Parse log with unicode characters hanging out


#1 cschelin

I'm attempting to parse a Cerberus FTP log file. What I wind up with:

{
  "EventReceivedTime": "2024-08-01 16:11:37",
  "SourceModuleName": "cerberus_log",
  "SourceModuleType": "im_file",
  "message": "[\u00002\u00000\u00002\u00004\u0000-\u00000\u00008\u0000-\u00000\u00001\u0000 \u00001\u00006\u0000:\u00001\u00001\u0000:\u00003\u00006\u0000]\u0000:\u0000C\u0000O\u0000N\u0000N\u0000E\u0000C\u0000T\u0000 \u0000[\u00001\u00005\u00002\u00004\u00009\u00002\u0000]\u0000 \u0000-\u0000 \u0000C\u0000o\u0000n\u0000n\u0000e\u0000c\u0000t\u0000i\u0000o\u0000n\u0000 \u0000t\u0000e\u0000r\u0000m\u0000i\u0000n\u0000a\u0000t\u0000e\u0000d\u0000"
}

I've tried this, to no avail:

<Input cerberus_log>
  Module im_file
  File "C:\ProgramData\Cerberus LLC\Cerberus FTP Server\log\server.1.log"
  <Exec>
    $message = convert($raw_event, "utf-8", "iso8859-2");    if $message =~ s/(.)\\u0000// $message = $1;
    to_json();
  </Exec>
</Input>

How can I properly parse the log to remove the \u0000 characters before it goes out?

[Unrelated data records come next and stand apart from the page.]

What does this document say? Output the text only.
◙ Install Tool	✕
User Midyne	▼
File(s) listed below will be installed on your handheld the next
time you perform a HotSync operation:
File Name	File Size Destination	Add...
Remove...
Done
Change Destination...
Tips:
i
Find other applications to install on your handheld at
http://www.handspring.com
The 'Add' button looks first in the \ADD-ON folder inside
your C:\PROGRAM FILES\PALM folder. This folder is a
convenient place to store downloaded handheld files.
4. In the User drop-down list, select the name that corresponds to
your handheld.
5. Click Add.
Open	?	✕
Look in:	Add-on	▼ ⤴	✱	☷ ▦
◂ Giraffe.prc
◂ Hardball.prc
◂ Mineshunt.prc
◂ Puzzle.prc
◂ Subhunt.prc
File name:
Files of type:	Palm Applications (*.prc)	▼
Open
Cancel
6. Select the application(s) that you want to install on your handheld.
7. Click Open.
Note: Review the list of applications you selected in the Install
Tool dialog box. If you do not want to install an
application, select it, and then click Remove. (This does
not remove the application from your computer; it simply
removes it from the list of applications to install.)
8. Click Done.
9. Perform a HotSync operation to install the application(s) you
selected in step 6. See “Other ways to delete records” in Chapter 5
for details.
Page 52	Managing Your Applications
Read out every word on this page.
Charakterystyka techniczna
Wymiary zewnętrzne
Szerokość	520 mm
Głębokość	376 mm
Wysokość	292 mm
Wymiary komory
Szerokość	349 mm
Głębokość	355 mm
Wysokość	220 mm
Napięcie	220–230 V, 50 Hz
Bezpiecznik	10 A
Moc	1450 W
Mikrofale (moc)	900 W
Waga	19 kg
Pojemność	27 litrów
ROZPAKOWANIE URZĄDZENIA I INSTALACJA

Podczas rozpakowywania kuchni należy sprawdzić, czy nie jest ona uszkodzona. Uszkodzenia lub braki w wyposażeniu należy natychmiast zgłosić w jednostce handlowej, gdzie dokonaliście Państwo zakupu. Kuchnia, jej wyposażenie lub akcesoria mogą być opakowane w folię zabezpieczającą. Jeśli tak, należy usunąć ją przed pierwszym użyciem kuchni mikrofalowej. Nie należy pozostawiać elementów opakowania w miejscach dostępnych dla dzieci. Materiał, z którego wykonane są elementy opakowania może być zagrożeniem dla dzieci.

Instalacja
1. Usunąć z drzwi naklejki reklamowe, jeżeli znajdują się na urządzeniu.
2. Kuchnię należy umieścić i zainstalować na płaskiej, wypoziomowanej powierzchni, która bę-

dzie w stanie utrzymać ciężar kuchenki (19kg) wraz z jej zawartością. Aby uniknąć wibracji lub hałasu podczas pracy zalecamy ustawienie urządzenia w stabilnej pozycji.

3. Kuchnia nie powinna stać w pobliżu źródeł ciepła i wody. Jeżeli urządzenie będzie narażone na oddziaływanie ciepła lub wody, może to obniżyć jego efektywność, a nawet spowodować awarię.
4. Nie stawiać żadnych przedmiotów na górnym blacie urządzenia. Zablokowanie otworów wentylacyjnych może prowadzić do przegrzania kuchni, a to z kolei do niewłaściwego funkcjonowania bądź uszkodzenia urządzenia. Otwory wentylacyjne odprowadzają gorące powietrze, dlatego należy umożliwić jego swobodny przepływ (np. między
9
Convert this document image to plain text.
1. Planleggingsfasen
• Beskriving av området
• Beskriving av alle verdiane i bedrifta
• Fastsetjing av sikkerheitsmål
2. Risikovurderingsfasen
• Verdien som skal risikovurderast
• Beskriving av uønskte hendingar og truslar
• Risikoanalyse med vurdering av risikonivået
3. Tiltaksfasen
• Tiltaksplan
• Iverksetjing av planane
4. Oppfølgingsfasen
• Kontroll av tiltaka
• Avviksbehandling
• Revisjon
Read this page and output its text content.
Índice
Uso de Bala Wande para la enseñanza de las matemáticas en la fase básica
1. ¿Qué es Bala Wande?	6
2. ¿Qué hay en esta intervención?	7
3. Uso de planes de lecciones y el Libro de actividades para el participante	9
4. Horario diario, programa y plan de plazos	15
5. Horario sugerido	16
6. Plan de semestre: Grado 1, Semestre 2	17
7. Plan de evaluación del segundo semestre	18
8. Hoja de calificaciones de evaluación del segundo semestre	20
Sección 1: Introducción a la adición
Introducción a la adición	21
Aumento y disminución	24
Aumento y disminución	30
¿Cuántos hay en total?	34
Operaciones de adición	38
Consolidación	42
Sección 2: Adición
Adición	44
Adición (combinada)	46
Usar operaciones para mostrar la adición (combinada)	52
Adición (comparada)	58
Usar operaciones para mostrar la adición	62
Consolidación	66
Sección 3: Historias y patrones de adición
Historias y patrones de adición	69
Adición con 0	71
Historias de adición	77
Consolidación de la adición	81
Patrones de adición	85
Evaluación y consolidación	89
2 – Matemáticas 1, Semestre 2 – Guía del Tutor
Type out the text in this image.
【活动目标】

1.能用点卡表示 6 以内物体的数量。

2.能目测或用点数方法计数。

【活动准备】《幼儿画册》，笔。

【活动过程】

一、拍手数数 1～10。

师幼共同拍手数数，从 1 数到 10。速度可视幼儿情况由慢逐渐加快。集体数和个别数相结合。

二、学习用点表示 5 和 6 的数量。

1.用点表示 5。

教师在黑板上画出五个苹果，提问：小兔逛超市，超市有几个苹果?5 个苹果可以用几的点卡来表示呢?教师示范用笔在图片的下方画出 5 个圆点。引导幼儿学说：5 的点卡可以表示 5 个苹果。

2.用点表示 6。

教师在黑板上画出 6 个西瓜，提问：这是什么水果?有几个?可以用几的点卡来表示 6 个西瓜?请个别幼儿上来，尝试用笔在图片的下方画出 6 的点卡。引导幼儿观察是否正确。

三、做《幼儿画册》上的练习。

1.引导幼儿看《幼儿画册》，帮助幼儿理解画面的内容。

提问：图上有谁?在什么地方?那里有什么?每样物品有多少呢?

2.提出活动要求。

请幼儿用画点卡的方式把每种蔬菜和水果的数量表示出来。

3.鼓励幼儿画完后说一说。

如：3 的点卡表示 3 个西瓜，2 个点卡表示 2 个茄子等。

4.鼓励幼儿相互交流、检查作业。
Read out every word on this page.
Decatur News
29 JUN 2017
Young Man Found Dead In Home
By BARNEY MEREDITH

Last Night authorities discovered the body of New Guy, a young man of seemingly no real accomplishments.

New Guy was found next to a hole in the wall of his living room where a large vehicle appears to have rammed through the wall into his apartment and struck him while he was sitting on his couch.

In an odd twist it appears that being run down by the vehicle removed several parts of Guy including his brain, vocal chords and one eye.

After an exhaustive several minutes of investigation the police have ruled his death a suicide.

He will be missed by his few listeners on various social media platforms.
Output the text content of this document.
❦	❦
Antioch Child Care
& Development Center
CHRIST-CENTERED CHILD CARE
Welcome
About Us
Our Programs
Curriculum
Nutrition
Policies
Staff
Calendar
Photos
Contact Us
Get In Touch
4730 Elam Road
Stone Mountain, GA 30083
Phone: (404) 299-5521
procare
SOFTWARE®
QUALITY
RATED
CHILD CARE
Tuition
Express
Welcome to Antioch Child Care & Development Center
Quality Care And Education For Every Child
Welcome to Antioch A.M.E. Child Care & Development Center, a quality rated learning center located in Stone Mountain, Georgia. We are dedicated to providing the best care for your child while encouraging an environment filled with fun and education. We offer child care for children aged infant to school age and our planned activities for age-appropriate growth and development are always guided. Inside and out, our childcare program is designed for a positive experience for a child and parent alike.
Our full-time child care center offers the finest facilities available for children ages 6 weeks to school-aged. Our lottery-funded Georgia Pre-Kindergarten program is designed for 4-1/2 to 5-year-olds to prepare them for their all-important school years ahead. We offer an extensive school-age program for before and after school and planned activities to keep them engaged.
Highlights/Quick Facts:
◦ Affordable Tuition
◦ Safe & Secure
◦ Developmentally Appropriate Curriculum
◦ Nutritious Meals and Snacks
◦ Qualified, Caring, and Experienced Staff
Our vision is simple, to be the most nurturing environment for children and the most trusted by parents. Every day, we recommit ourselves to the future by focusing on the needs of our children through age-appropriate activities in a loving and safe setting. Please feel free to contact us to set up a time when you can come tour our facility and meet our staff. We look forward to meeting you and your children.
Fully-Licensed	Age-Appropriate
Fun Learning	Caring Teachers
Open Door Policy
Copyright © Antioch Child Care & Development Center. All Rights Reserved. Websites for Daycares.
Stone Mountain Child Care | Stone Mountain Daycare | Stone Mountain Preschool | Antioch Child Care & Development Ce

#2 cschelin (Last updated )

Additional note: when I use this instead:

$message = replace($message, "\u0000", "");

I get this:

{"EventReceivedTime":"2024-08-05 15:13:23","SourceModuleName":"cerberus_log","SourceModuleType":"im_file","message":"["}

In fact, that result happens no matter what I put in the replace-this string position.